The training cycle is a useful tool for understanding all of the stages that need to be incorporated into an effective training program. The cycle can be broken down into three basic stages: planning, doing and evaluating, but as each stage can be further subdivided, it is not unusual to see cycles depicted with up to five stages. The Investors in People's Continuous Improvement Model shows a similar cycle with ten stages that could be used for developing a training program. However, the basic idea is the same.
The first stage in the cycle is the identification of training needs. Without sufficient consideration of what skills are needed in the workplace and which employees will benefit from undergoing a particular training course, time and money is likely to be wasted. A study by Oxford's Continuing Professional Development Centre found that 50% of training had still not been used in the workplace a year after it was delivered, and was not expected to be used in the future.
Failing to target the right needs can be a costly mistake. Sending employees on irrelevant courses also risks damaging their motivation, as they will begin to see training as unnecessary rather than as a good opportunity.
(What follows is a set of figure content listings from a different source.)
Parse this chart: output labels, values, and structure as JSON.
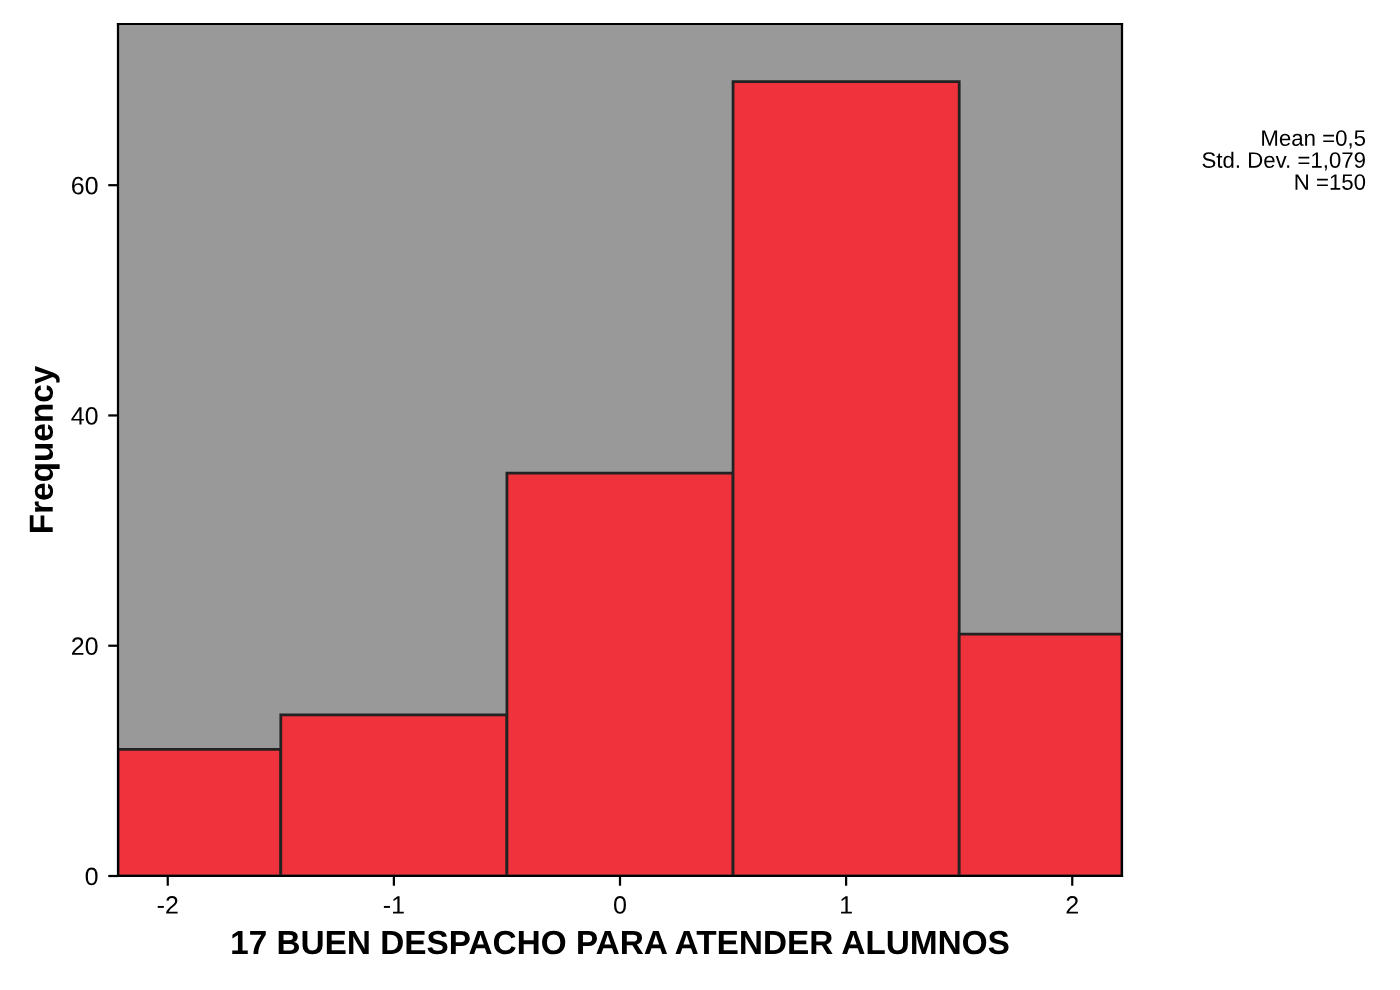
{
  "chart_data": {
    "type": "histogram",
    "xlabel": "17 BUEN DESPACHO PARA ATENDER ALUMNOS",
    "ylabel": "Frequency",
    "bins": [
      -2.22,
      -1.5,
      -0.5,
      0.5,
      1.5,
      2.22
    ],
    "values": [
      11,
      14,
      35,
      69,
      21
    ],
    "color": "#ef323b",
    "xlim": [
      -2.22,
      2.22
    ],
    "xticks": [
      -2,
      -1,
      0,
      1,
      2
    ],
    "ylim": [
      0,
      74
    ],
    "yticks": [
      0,
      20,
      40,
      60
    ],
    "grid": false,
    "annotations": [
      "Mean =0,5",
      "Std. Dev. =1,079",
      "N =150"
    ]
  }
}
The second stage is training delivery. It can be divided into several smaller phases, including preparation and design, completion of training, and applying what has been learned in the workplace, or considered as a single stage in the training cycle.
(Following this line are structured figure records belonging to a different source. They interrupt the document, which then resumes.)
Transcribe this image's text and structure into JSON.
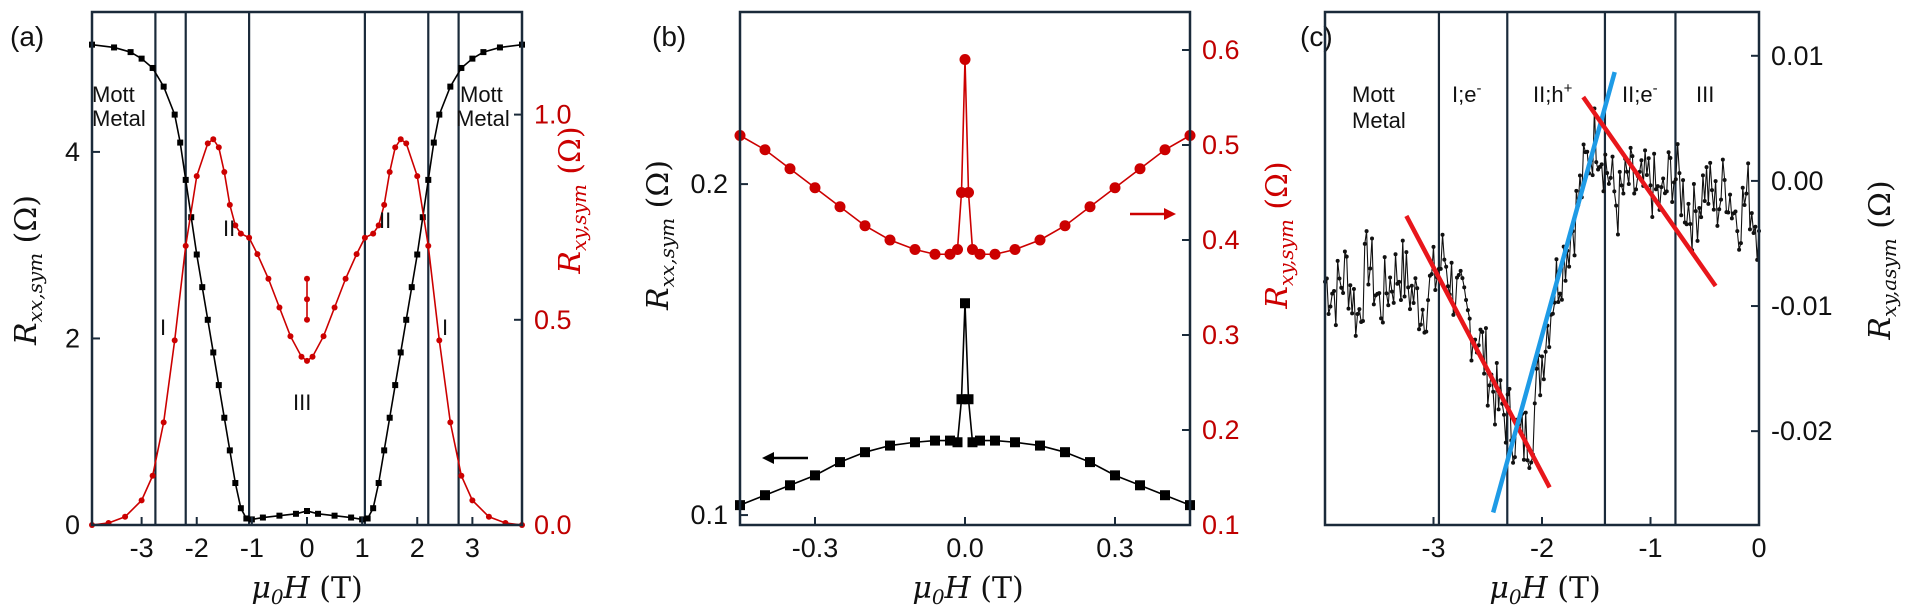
{
  "chart_data": [
    {
      "panel": "(a)",
      "type": "line",
      "title": "",
      "xlabel": "μ0H (T)",
      "xlim": [
        -3.9,
        3.9
      ],
      "xticks": [
        "-3",
        "-2",
        "-1",
        "0",
        "1",
        "2",
        "3"
      ],
      "ylabel_left": "Rxx,sym (Ω)",
      "ylim_left": [
        0,
        5.5
      ],
      "yticks_left": [
        "0",
        "2",
        "4"
      ],
      "ylabel_right": "Rxy,sym (Ω)",
      "ylim_right": [
        0,
        1.25
      ],
      "yticks_right": [
        "0.0",
        "0.5",
        "1.0"
      ],
      "vertical_lines": [
        -2.75,
        -2.2,
        -1.05,
        1.05,
        2.2,
        2.75
      ],
      "region_labels": [
        "Mott",
        "Metal",
        "Mott",
        "Metal",
        "II",
        "II",
        "I",
        "I",
        "III"
      ],
      "series": [
        {
          "name": "Rxx,sym",
          "axis": "left",
          "color": "#000000",
          "marker": "square",
          "x": [
            -3.9,
            -3.5,
            -3.2,
            -3.0,
            -2.8,
            -2.6,
            -2.4,
            -2.3,
            -2.2,
            -2.1,
            -2.0,
            -1.9,
            -1.8,
            -1.7,
            -1.6,
            -1.5,
            -1.4,
            -1.3,
            -1.2,
            -1.1,
            -1.0,
            -0.8,
            -0.5,
            -0.2,
            0.0,
            0.2,
            0.5,
            0.8,
            1.0,
            1.1,
            1.2,
            1.3,
            1.4,
            1.5,
            1.6,
            1.7,
            1.8,
            1.9,
            2.0,
            2.1,
            2.2,
            2.3,
            2.4,
            2.6,
            2.8,
            3.0,
            3.2,
            3.5,
            3.9
          ],
          "y": [
            5.15,
            5.12,
            5.07,
            5.0,
            4.9,
            4.7,
            4.4,
            4.1,
            3.7,
            3.3,
            2.9,
            2.55,
            2.2,
            1.85,
            1.5,
            1.15,
            0.8,
            0.45,
            0.18,
            0.07,
            0.06,
            0.08,
            0.1,
            0.12,
            0.15,
            0.12,
            0.1,
            0.08,
            0.06,
            0.07,
            0.18,
            0.45,
            0.8,
            1.15,
            1.5,
            1.85,
            2.2,
            2.55,
            2.9,
            3.3,
            3.7,
            4.1,
            4.4,
            4.7,
            4.9,
            5.0,
            5.07,
            5.12,
            5.15
          ]
        },
        {
          "name": "Rxy,sym",
          "axis": "right",
          "color": "#cc0000",
          "marker": "circle",
          "x": [
            -3.9,
            -3.6,
            -3.3,
            -3.0,
            -2.8,
            -2.6,
            -2.4,
            -2.2,
            -2.0,
            -1.8,
            -1.7,
            -1.6,
            -1.5,
            -1.4,
            -1.3,
            -1.2,
            -1.05,
            -0.9,
            -0.7,
            -0.5,
            -0.3,
            -0.1,
            0.0,
            0.1,
            0.3,
            0.5,
            0.7,
            0.9,
            1.05,
            1.2,
            1.3,
            1.4,
            1.5,
            1.6,
            1.7,
            1.8,
            2.0,
            2.2,
            2.4,
            2.6,
            2.8,
            3.0,
            3.3,
            3.6,
            3.9
          ],
          "y": [
            0.0,
            0.005,
            0.02,
            0.06,
            0.12,
            0.25,
            0.45,
            0.68,
            0.85,
            0.93,
            0.94,
            0.92,
            0.86,
            0.78,
            0.73,
            0.71,
            0.7,
            0.66,
            0.6,
            0.53,
            0.46,
            0.41,
            0.4,
            0.41,
            0.46,
            0.53,
            0.6,
            0.66,
            0.7,
            0.71,
            0.73,
            0.78,
            0.86,
            0.92,
            0.94,
            0.93,
            0.85,
            0.68,
            0.45,
            0.25,
            0.12,
            0.06,
            0.02,
            0.005,
            0.0
          ]
        },
        {
          "name": "Rxy,sym center spike",
          "axis": "right",
          "color": "#cc0000",
          "marker": "circle",
          "x": [
            0.0,
            0.0,
            0.0
          ],
          "y": [
            0.5,
            0.55,
            0.6
          ]
        }
      ]
    },
    {
      "panel": "(b)",
      "type": "line",
      "title": "",
      "xlabel": "μ0H (T)",
      "xlim": [
        -0.45,
        0.45
      ],
      "xticks": [
        "-0.3",
        "0.0",
        "0.3"
      ],
      "ylabel_left": "Rxx,sym (Ω)",
      "ylim_left": [
        0.097,
        0.252
      ],
      "yticks_left": [
        "0.1",
        "0.2"
      ],
      "ylabel_right": "Rxy,sym (Ω)",
      "ylim_right": [
        0.1,
        0.64
      ],
      "yticks_right": [
        "0.1",
        "0.2",
        "0.3",
        "0.4",
        "0.5",
        "0.6"
      ],
      "arrows": [
        "left arrow pointing to Rxx axis",
        "right arrow pointing to Rxy axis"
      ],
      "series": [
        {
          "name": "Rxx,sym",
          "axis": "left",
          "color": "#000000",
          "marker": "square",
          "x": [
            -0.45,
            -0.4,
            -0.35,
            -0.3,
            -0.25,
            -0.2,
            -0.15,
            -0.1,
            -0.06,
            -0.03,
            -0.015,
            -0.007,
            0.0,
            0.007,
            0.015,
            0.03,
            0.06,
            0.1,
            0.15,
            0.2,
            0.25,
            0.3,
            0.35,
            0.4,
            0.45
          ],
          "y": [
            0.103,
            0.106,
            0.109,
            0.112,
            0.116,
            0.119,
            0.121,
            0.122,
            0.1225,
            0.1225,
            0.122,
            0.135,
            0.164,
            0.135,
            0.122,
            0.1225,
            0.1225,
            0.122,
            0.121,
            0.119,
            0.116,
            0.112,
            0.109,
            0.106,
            0.103
          ]
        },
        {
          "name": "Rxy,sym",
          "axis": "right",
          "color": "#cc0000",
          "marker": "circle",
          "x": [
            -0.45,
            -0.4,
            -0.35,
            -0.3,
            -0.25,
            -0.2,
            -0.15,
            -0.1,
            -0.06,
            -0.03,
            -0.015,
            -0.007,
            0.0,
            0.007,
            0.015,
            0.03,
            0.06,
            0.1,
            0.15,
            0.2,
            0.25,
            0.3,
            0.35,
            0.4,
            0.45
          ],
          "y": [
            0.51,
            0.495,
            0.475,
            0.455,
            0.435,
            0.415,
            0.4,
            0.39,
            0.385,
            0.385,
            0.39,
            0.45,
            0.59,
            0.45,
            0.39,
            0.385,
            0.385,
            0.39,
            0.4,
            0.415,
            0.435,
            0.455,
            0.475,
            0.495,
            0.51
          ]
        }
      ]
    },
    {
      "panel": "(c)",
      "type": "line",
      "title": "",
      "xlabel": "μ0H (T)",
      "xlim": [
        -4.0,
        0.0
      ],
      "xticks": [
        "-3",
        "-2",
        "-1",
        "0"
      ],
      "ylabel_right": "Rxy,asym (Ω)",
      "ylim": [
        -0.0275,
        0.0135
      ],
      "yticks_right": [
        "0.01",
        "0.00",
        "-0.01",
        "-0.02"
      ],
      "vertical_lines": [
        -2.95,
        -2.32,
        -1.42,
        -0.77
      ],
      "region_labels": [
        "Mott",
        "Metal",
        "I;e⁻",
        "II;h⁺",
        "II;e⁻",
        "III"
      ],
      "series": [
        {
          "name": "Rxy,asym",
          "color": "#000000",
          "marker": "dot",
          "noisy": true,
          "x": [
            -4.0,
            -3.9,
            -3.8,
            -3.7,
            -3.6,
            -3.5,
            -3.4,
            -3.3,
            -3.2,
            -3.1,
            -3.0,
            -2.9,
            -2.8,
            -2.7,
            -2.6,
            -2.5,
            -2.4,
            -2.3,
            -2.2,
            -2.1,
            -2.0,
            -1.9,
            -1.8,
            -1.7,
            -1.6,
            -1.5,
            -1.4,
            -1.3,
            -1.2,
            -1.1,
            -1.0,
            -0.9,
            -0.8,
            -0.7,
            -0.6,
            -0.5,
            -0.4,
            -0.3,
            -0.2,
            -0.1,
            0.0
          ],
          "y": [
            -0.008,
            -0.009,
            -0.007,
            -0.011,
            -0.006,
            -0.01,
            -0.008,
            -0.007,
            -0.009,
            -0.01,
            -0.008,
            -0.006,
            -0.009,
            -0.011,
            -0.012,
            -0.015,
            -0.018,
            -0.019,
            -0.021,
            -0.02,
            -0.014,
            -0.009,
            -0.006,
            -0.003,
            0.001,
            0.004,
            0.001,
            -0.002,
            0.0,
            -0.001,
            0.0,
            -0.002,
            0.001,
            -0.001,
            -0.003,
            0.0,
            -0.002,
            0.0,
            -0.003,
            -0.001,
            -0.004
          ]
        },
        {
          "name": "fit I;e-",
          "color": "#e8161b",
          "x": [
            -3.25,
            -1.93
          ],
          "y": [
            -0.0028,
            -0.0245
          ]
        },
        {
          "name": "fit II;h+",
          "color": "#1e9be6",
          "x": [
            -2.45,
            -1.33
          ],
          "y": [
            -0.0265,
            0.0087
          ]
        },
        {
          "name": "fit II;e-",
          "color": "#e8161b",
          "x": [
            -1.62,
            -0.4
          ],
          "y": [
            0.0067,
            -0.0084
          ]
        }
      ]
    }
  ]
}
Good planning at this stage can help to boost attendance and encourage trainees to use their new skills when they return. It can also help to alleviate the time and cost constraints identified by 48% and 60%, respectively, of the employers who told the Employer Skills Survey that they would like to be able to offer more training.
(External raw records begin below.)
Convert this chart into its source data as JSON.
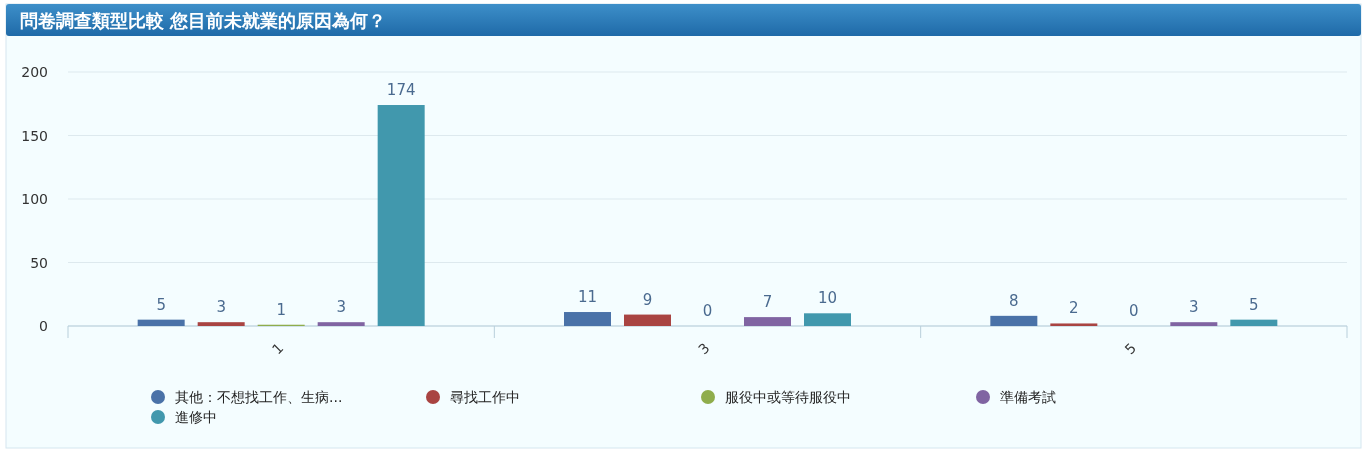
{
  "chart_data": {
    "type": "bar",
    "title": "問卷調查類型比較 您目前未就業的原因為何？",
    "categories": [
      "1",
      "3",
      "5"
    ],
    "series": [
      {
        "name": "其他：不想找工作、生病...",
        "color": "#4a72a8",
        "values": [
          5,
          11,
          8
        ]
      },
      {
        "name": "尋找工作中",
        "color": "#a94442",
        "values": [
          3,
          9,
          2
        ]
      },
      {
        "name": "服役中或等待服役中",
        "color": "#8fad4c",
        "values": [
          1,
          0,
          0
        ]
      },
      {
        "name": "準備考試",
        "color": "#8064a2",
        "values": [
          3,
          7,
          3
        ]
      },
      {
        "name": "進修中",
        "color": "#4198ad",
        "values": [
          174,
          10,
          5
        ]
      }
    ],
    "ylim": [
      0,
      200
    ],
    "yticks": [
      0,
      50,
      100,
      150,
      200
    ],
    "grid": "y",
    "data_labels": true,
    "legend": "bottom"
  }
}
The third stage of the cycle is evaluation. Assessing how successful the training has been will be important for planning the future of the training program. It will show which courses and teaching techniques have been most effective at meeting the needs that were identified at the beginning of the cycle.Evaluation can also enable employees to have a say on the relevance and usefulness of the training they have undergone, which can keep them invested in the ongoing training program. The best training options can be offered again to new employees, while those that were unsuccessful or unpopular can be replaced with more suitable choices.
One of the most important features of the cycle is its circular nature. Once the evaluation stage has been completed, the cycle begins again, with a new identification of needs. The model emphasises the importance of seeing training as an ongoing process rather than a one-off fix. Businesses need to keep looking for new needs that can be addressed by training, updating their training programs, and checking that they are working effectively.